Compilers, finding FIRST set for grammar


I am reading the famous violet dragon book 2nd edition, and can't get the example from page 65, about creating the FIRST set:

We have the following grammar (terminals are bolded):

stmtexpr;
| if ( expr ) stmt
| for ( optexpr ; optexpr ; optexpr ) stmt
| other

optexpr → ε
| expr

And the book suggests that the following is the correct calculation of FIRST:

FIRST(stmt) → {expr, if, for, other} // agree on this

FIRST(expr ;) → {expr} // Where does this come from?

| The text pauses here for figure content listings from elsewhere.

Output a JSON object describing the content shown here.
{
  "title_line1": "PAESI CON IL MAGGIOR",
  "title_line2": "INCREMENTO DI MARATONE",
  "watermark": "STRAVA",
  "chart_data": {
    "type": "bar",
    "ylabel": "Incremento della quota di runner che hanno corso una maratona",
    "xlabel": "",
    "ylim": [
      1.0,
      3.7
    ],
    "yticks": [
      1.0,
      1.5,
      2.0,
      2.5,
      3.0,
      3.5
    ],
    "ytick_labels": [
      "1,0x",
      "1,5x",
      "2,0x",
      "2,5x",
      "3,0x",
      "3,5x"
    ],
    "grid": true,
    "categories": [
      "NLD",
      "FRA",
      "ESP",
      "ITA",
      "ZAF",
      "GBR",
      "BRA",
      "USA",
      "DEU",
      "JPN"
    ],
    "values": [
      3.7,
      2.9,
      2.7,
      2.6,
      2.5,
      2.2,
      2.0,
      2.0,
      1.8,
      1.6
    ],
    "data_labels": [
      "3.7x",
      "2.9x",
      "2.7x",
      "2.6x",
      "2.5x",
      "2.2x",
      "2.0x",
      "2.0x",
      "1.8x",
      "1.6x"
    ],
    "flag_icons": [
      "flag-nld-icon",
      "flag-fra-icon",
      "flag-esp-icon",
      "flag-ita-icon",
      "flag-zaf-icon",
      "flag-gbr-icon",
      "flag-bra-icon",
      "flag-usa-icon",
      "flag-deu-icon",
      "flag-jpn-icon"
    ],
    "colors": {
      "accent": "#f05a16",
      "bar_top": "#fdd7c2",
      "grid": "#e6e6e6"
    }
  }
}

As the comment suggests, from where does the second line come from?


Solution

  • There is no error in the textbook.

    The FIRST function is defined (on page 64, emphasis added):

    Let α be a string of grammar symbols (terminals and/or nonterminals). We define FIRST(α) to be the set of terminals that appear as the first symbols of one or more strings of terminals generated from α.

    In this example, expr ; is a string of grammar symbols consisting of two terminals, so it is a possible value of α. Since it includes no nonterminals, it cannot only generate itself; thus the only string of terminals generated from that value of α is precisely expr ;, and the only terminal that will appear in FIRST(α) is the first symbol in that string, expr.

    This may all seem to be belabouring the obvious, but it leads up to the important note just under the example you cite:

    The FIRST sets must be considered if there are two productions A → α and A → β. Ignoring ε-productions for the moment, predictive parsing requires FIRST(α) and FIRST(β) to be disjoint.

    Since expr ; is one of the possible right-hand sides for stmt, we need to compute its FIRST set (even though the computation in this case is trivial) in order to test this prerequisite.